FE Power Forums
FE Power Forums => Non-FE Discussion Forum => Topic started by: Gaugster on December 04, 2021, 08:46:48 PM
-
I have my Ford 9" completely disassembled for a rebuild. Is gluing a magnet to the bottom interior a good recommendation? Picture shows the JB weld and magnet I could use. One of my books suggested to do so for a little extra insurance. New 3.89 ring and pinion, Moser 31 spline axles and a Powertrax Grip Pro (spiral gears) posi.
-
If ya have a welder or Friend that can... weld a drain in the bottom of ya housing while the 3rd member is out
Install a magnetic drain plug bolt ... or install the magnet
Ricky.
-
My 67 GT 500 has a magnet in the bottom of housing that is a donut shape. Being it's a pre-may 67 car the fill plug is in the back of the housing. I don't see how a magnetic fill plug would be of any value above the oil level.
-
A magnetic drain plug is probably the easiest if the housing has a drain. But an epoxied magnet in the housing is good too. We had a bunch of Rockwell R170's at work in a fleet with very short drivelines and they kept eating pinion bearings. Rockwell's solution was to JB Weld magnets in the housing as their sales pitch was it isn't a design problem but residual contamination. It didn't solve the pinion problem, but it did prolong the life quite a bit. Amazing how much crap they would catch.
-
I’m not sure it’s necessary to JB Weld the magnet to the housing, especially if it’s on the bottom of the housing. If you somehow launch the magnet off the bottom of the housing that would be the least of your worries. LOL
-
I’m not sure it’s necessary to JB Weld the magnet to the housing, especially if it’s on the bottom of the housing. If you somehow launch the magnet off the bottom of the housing that would be the least of your worries. LOL
I've never seen the need as on teardown the gear lube I've seen doesn't show any metal flakes. But, I'd instead slap a magnet, as noted, on the OUTSIDE of the housing as it would serve the same purpose. That or or drill it for a magnetic drain plug as then one could easily drain it for a fluid change and check for metal particles.

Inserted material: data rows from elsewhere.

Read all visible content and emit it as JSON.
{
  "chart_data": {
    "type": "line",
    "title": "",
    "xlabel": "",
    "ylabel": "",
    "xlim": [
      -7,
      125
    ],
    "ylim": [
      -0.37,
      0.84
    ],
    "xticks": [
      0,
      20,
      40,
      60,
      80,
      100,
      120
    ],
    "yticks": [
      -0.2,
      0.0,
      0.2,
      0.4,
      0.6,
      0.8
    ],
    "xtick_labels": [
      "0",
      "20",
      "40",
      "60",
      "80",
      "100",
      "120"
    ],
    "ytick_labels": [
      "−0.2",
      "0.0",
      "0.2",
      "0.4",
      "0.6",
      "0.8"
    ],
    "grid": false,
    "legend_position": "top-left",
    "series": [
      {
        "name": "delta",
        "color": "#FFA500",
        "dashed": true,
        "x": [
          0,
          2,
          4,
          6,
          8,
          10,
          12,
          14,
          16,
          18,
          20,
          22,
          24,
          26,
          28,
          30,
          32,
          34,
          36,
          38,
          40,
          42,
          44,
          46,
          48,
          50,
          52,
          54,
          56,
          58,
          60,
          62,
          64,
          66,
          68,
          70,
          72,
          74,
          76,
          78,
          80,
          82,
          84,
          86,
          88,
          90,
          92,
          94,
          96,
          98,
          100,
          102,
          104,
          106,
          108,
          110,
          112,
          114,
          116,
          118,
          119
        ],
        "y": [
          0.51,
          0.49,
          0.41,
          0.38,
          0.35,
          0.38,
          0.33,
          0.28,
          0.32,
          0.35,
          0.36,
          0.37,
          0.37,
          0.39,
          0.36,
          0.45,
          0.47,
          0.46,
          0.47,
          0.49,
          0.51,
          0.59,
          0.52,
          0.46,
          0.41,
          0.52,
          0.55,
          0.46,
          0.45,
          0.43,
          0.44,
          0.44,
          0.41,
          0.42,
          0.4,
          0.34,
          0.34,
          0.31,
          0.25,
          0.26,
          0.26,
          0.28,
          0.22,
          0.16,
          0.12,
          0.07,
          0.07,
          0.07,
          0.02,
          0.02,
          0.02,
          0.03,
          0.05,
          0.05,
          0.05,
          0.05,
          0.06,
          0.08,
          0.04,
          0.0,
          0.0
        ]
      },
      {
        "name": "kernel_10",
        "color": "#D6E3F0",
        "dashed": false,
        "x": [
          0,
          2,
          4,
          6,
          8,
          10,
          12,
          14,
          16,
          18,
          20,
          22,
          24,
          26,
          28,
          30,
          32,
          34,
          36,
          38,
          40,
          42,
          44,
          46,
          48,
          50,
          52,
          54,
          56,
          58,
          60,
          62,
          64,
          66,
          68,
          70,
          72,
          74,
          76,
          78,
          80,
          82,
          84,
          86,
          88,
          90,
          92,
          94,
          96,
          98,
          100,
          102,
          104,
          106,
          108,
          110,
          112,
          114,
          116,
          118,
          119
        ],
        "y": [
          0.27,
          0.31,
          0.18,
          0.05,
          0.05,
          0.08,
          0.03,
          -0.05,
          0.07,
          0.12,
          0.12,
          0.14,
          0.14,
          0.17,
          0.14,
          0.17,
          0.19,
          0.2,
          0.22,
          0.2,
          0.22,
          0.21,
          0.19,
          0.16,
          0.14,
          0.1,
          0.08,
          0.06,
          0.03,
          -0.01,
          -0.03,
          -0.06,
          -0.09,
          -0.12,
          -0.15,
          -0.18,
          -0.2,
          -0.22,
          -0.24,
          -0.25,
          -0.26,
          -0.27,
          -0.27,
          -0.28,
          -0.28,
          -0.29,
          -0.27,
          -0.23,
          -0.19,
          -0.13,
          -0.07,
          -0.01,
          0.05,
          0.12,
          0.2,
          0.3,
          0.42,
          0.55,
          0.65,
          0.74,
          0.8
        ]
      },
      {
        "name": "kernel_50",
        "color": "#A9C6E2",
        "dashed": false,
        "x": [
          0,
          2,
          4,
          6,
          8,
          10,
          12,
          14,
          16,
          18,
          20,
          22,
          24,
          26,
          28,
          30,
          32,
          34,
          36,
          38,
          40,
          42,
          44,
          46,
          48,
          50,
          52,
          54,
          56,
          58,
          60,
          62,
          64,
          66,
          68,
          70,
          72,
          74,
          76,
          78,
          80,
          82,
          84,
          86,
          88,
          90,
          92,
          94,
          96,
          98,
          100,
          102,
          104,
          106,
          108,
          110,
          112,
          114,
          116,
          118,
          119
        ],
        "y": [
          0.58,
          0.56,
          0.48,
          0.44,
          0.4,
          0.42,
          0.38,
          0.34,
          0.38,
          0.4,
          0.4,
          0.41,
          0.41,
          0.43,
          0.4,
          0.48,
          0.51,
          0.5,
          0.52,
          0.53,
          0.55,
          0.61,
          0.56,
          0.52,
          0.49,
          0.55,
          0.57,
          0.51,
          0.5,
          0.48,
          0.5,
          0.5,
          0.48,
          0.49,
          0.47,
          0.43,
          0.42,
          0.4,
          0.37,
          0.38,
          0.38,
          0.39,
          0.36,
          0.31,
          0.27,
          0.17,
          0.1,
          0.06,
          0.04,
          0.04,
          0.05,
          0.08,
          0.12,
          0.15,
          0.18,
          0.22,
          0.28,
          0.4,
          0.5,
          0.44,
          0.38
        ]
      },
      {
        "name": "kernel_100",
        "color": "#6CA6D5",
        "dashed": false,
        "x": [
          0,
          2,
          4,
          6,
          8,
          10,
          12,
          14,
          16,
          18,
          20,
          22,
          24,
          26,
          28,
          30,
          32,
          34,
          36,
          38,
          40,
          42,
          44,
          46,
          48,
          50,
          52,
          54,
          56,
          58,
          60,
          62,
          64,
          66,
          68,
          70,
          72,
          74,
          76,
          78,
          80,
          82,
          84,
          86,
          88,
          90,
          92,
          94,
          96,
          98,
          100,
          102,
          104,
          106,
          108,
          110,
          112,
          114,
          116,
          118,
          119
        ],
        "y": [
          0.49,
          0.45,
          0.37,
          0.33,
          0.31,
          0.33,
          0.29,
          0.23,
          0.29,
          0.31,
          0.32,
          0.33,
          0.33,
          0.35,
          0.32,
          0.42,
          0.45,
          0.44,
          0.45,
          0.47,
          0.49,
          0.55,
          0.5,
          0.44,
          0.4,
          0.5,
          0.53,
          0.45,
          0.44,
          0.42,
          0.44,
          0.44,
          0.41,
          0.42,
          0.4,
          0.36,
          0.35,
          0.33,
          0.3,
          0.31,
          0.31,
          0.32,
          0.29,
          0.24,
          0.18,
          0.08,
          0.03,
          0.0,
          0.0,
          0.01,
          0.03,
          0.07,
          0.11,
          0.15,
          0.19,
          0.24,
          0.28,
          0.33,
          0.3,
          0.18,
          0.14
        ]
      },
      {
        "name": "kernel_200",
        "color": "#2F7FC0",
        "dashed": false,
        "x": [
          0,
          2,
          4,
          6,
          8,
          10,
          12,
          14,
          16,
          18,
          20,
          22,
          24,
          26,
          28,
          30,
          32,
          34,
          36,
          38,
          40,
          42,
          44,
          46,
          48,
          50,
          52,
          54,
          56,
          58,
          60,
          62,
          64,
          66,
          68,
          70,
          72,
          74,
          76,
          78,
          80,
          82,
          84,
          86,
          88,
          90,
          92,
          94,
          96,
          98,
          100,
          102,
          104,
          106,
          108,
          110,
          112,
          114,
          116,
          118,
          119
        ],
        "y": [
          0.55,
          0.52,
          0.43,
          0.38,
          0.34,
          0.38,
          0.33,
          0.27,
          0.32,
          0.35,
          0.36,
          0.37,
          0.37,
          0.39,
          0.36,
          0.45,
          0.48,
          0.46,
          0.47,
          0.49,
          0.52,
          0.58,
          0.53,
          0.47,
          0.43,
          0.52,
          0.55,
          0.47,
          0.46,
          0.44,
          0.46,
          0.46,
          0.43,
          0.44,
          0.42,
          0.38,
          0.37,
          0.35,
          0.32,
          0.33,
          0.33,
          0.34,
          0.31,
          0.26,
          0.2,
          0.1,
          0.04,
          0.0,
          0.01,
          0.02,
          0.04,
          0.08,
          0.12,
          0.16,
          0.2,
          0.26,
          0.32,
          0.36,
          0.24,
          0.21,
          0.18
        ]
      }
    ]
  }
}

I do so on stick trannys, especially new ones, just to be sure any machining/assembly crap gets caught by the magnetized drain plug.
-
Last time I saw metal in a rear end, the 90w looked like murky silver paint. Not much that a magnet would do to help that. Agree with doing a drain plug on the bottom of the housing, mag plug or not. Mine does not have it and I wish it did, primarily for ease of draining to switch center sections.
-
I agree epoxy is not necessary, but using the JB Weld was the axle manufacturers procedure and since these were all warranty supplied parts we followed their process. The magnetic did extend the service interval. We went from around 260k miles on a diff to consistently over 300k.
In most performance/street car applications I'm not sure it helps as the oil tends to get drained quite often in terms of mileage so unless something is coming apart there is a pretty low level of contamination.